Op-Ed by Richard Hartmann

It was the spring of 2011— the flowers were blossoming, New Paltz was doing renovations so incoming freshman don’t immediately think the school is ugly and I was on commute. Even though I live about two and a half hours away from school by train, I didn’t let that be a deterrent to living as comfortably and luxuriously as I could at a fraction of the price.

However, I didn’t accomplish this by couch surfing at all my friends’ places before they kicked me out.

There  is a storage facility called A Space Place Storage that is a bike ride away from campus. At the time I wasn’t sure how many miles it was away from campus: maybe four or five. But I was sure it’s a bike ride’s distance because that’s how I got there (Google maps now tells me it’s about six miles away).

What inspired me to use the facility was an article I had read when I was younger about an NYU student living in the library for a few years before being kicked out. Now, I’m no drifter, but the idea of living without limits and beating the system has always been appealing to me.

Once I passed by the storage facility on a bike ride, ideas starting flashing through my head and I couldn’t resist stopping in and asking some questions at the front desk. After a friendly negotiation, I got a chance to look at a 5×5 storage unit…I mean a 5×5 chill place.

At first, I was a little shy about using the space for what I truly wanted because as much as I think being a drifter is cool, I didn’t want locals to think I was a vagabond. So I left some stuff like a Nintendo 64, some crates of clothes, just some conservative stuff. Once I started getting more comfortable with the space, I started thinking bigger.

Entrenched in my newly-found, grandiose property, I started leaving bottles of water and packs of snacks. In a way, I turned a storage unit into a halfway house. On one exhausting bike ride, I had to make a pit stop for a bike pump and a Gatorade because I got a flat tire. Then, I started not bringing my book bag home, leaving some books in storage and some at home.

My back thanked me, and whenever I dropped my books off at the facility, a snack or two became my habitual pleasure. It was really everything you have at home – clothes, food and comfort, minus the bed. I’ve never heard of a house you can’t sleep in, so I wouldn’t call it that. It was more like a hybrid between a locker and a home.

Now, I can see how this would not appeal to everyone and might not even qualify as a positive experience. However, the point is that you can get inspired enthusiasm and apparent convenience out of anything. All it takes is a little creativity.

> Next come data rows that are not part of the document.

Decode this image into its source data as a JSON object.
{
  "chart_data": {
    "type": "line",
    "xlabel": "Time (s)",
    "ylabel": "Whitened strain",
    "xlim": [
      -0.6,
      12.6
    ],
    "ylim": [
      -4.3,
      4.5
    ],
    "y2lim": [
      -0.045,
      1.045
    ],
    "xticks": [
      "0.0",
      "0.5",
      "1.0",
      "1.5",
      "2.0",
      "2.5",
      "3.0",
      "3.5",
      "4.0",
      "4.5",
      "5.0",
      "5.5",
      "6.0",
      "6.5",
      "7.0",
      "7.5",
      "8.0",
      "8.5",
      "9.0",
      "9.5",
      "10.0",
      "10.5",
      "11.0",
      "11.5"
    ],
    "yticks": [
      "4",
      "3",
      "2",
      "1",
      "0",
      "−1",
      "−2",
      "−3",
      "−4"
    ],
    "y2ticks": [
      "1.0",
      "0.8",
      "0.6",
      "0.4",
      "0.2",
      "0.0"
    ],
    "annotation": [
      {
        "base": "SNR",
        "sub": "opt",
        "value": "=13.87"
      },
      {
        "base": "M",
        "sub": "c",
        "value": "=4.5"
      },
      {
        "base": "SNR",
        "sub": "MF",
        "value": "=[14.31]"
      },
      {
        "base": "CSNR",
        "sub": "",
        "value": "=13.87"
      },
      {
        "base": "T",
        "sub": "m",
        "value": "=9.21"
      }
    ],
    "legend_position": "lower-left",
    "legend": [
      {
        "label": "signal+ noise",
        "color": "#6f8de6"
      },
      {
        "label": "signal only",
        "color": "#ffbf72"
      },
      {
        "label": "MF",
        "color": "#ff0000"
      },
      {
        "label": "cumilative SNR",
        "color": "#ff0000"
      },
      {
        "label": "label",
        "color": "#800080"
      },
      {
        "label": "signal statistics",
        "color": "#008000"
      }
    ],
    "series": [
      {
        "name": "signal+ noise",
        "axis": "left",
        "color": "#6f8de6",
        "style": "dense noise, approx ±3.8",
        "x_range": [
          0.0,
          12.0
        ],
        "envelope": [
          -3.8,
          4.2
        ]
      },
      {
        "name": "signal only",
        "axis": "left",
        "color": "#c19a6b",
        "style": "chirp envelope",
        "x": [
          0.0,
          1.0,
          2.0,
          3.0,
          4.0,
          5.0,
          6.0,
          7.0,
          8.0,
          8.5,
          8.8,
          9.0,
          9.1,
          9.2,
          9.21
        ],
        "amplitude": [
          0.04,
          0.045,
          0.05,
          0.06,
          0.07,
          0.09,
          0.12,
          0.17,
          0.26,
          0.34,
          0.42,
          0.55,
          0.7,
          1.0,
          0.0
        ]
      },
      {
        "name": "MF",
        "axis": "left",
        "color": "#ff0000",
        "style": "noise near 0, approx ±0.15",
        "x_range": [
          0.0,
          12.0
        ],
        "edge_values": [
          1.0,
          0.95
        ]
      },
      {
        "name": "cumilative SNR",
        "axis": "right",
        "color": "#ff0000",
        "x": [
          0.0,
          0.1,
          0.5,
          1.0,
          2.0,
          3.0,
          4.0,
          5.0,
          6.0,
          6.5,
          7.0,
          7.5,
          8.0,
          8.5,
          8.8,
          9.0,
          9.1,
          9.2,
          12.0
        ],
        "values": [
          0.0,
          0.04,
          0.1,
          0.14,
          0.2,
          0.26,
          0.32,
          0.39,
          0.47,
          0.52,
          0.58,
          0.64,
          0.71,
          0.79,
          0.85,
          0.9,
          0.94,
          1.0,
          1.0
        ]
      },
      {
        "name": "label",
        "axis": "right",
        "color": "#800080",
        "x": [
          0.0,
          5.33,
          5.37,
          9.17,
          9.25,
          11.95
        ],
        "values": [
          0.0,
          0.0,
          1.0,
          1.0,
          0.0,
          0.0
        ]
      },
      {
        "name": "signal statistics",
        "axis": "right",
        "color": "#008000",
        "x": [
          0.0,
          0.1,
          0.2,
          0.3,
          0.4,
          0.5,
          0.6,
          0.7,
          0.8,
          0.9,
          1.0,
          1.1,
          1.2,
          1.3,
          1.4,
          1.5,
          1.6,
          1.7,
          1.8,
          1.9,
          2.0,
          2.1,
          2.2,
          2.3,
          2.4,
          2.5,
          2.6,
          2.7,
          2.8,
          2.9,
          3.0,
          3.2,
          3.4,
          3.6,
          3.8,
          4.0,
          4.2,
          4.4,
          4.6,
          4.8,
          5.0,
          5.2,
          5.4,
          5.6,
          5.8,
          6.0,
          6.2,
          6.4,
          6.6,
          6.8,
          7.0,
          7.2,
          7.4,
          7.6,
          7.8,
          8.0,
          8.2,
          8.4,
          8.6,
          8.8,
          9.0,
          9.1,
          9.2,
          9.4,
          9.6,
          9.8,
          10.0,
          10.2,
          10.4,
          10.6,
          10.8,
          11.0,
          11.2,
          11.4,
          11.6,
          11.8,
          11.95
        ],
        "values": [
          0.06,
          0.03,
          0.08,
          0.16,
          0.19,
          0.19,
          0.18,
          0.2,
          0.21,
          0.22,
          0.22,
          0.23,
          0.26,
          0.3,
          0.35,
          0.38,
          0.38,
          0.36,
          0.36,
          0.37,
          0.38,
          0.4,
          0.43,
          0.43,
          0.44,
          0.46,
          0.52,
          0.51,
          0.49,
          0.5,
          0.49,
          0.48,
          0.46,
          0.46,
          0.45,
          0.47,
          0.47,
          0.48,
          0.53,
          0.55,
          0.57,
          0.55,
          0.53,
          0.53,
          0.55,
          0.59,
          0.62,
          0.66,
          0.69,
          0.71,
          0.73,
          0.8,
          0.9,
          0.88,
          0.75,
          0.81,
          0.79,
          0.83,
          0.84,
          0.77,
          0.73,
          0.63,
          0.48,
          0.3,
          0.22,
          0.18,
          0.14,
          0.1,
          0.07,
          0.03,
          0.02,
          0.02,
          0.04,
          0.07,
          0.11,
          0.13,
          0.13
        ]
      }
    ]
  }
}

At any school in this economy, if you aren’t getting scholarships, we know exactly how costly it can be. So don’t stress – try to cut a few corners and make your own niche. You don’t have to do it as cool as I do, but pick and choose the way you want to customize your living experience.

If you find that the spray-on tans, excessive amounts of diners, the lovely ghost town of a campus that is New Paltz on the weekends and New York accents too overbearing, stay at home even if you live more than an hour away.

If you live in one of New Paltz’s cramped dorms, you can still find great use in a facility like the one I found. And it helps so much more if you don’t want to carry stuff in between home and school. Come on, who needs to take that college fridge all the way back every semester?

*Note: don’t try to sleep in a storage unit. A lot of units are airtight. I also don’t recommend anyone to actively live in a unit either.